Il compito dirigenziale e organizzativo dell’ASL di fronte a tali emergenze è certamente complesso, ma sicuramente non possono essere taciute alcune precisazioni nel rispetto dei cittadini e degli operatori sanitari (spesso lasciati soli ad affrontare le gravissime criticità e gli effetti legali determinati da queste).
L’aspetto destabilizzante della nuova ondata era ampiamente prevedibile e doveva essere previsto, per gestirne nella maniera migliore gli effetti.
Ogni giorno registriamo incertezze e contraddizioni legate alla vaccinazione che potrebbero avere come unica soluzione l’affrontare insieme le problematiche con una comunicazione semplice e univoca (liste di prenotazione e cronoprogramma, luoghi di vaccinazione, ruoli dei professionisti sanitari), sottolineando il grande lavoro di gestione “politica” nel procurare le agognate dosi vaccinali.

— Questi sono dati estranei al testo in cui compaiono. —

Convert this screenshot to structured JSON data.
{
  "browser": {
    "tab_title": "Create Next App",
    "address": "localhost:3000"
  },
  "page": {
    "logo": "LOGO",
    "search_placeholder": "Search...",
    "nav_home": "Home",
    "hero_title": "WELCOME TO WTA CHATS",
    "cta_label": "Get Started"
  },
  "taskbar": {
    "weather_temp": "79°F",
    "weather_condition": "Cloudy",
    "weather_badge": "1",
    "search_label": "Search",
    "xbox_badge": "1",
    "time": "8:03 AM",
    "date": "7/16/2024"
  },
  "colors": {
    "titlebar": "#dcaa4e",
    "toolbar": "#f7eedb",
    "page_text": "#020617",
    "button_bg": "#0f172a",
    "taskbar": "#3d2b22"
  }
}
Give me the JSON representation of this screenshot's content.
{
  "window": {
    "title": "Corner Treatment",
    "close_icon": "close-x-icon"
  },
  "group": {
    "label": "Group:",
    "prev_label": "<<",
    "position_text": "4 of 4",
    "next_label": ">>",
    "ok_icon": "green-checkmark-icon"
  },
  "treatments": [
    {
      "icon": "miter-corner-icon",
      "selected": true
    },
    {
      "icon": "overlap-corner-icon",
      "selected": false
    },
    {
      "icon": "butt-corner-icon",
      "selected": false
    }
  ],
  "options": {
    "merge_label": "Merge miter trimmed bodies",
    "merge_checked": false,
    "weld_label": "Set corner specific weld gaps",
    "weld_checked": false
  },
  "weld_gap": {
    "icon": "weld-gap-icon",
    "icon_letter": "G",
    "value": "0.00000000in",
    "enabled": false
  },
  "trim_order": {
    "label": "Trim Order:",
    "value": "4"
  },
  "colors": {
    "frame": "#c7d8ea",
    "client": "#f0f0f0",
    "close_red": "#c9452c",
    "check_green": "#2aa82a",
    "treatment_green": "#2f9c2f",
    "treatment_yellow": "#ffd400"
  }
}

Oggi è in evidenza il Centro di Terapia Intensiva per Covid di Lecce (le cui performances e l’intensità di utilizzo, tra l’altro, costituiscono parametri rilevanti nella valutazione della gestione pandemica regionale). E’ sotto gli occhi di tutti come siamo giunti a questo punto, anche per gestioni aziendalistiche basate unicamente sulla “sostenibilità economica della sanità”, ciò anche nel nostro territorio ha sacrificato ospedali, posti letto, Medici, Infermieri, ecc. Oggi si “riscopre” la facile soluzione: aumentare i posti letto (in realtà per Lecce si è trattato di riconvertire un DEA di II livello in presidio anti Covid), ma il problema fondamentale rimane il personale sanitario, con adeguata professionalità. La risposta sino ad oggi fornita è stata quella di attingere dagli altri Ospedali gli anestesisti necessari. E’ di oggi la disposizione di chiudere la Rianimazione dell’Ospedale di Gallipoli, con tale fine. Ciò comporta inevitabilmente la chiusura dell’unico Centro pubblico di Terapia Iperbarica per Lecce, Brindisi e Taranto (indispensabile per malattie da anaerobi, intossicazioni, anemie acute, malattia da decompressione, broncopatie, osteomieliti, ecc.). Ciò determina anche la sospensione dell’attività chirurgica, quasi completamente dedicata già da molti mesi unicamente alle urgenze e alle patologie oncologiche rilevanti e complesse, che quindi non possono essere trattate senza la sicurezza di una terapia rianimatoria post-chirurgica. Si procura inoltre la chiusura del DEA di I livello, che è premessa perché possa avere un ruolo il DEA di II livello in un corretto sistema di hub e spoke. Tutto questo mentre Gallipoli stava registrando un notevole incremento delle prestazioni e riempiendo di contenuti un Ospedale importante, pur tra tante difficoltà (come ad esempio la mancata partenza del Centro Trasfusionale ormai da tempo autorizzato a tutti gli effetti ma non attivo, con gravi conseguenze sul rischio clinico, o del servizio di sterilizzazione vetusto e in completa avaria, con il trasferimento del materiale chirurgico ogni giorno a Casarano).
La pandemia sembra voler distruggere tutto, ma non sembra aver alcun effetto sulle altre patologie, che si preannunciano sempre più gravi ed eclatanti.
E’ evidente allora che la risposta non può essere una divisione di prestazioni sanitarie tra Lecce e il resto della Provincia, ma invece tra risposte sanitarie Covid e no-Covid, rispettando i ruoli, i cittadini e i professionisti che vanno difesi strenuamente nella loro dignità.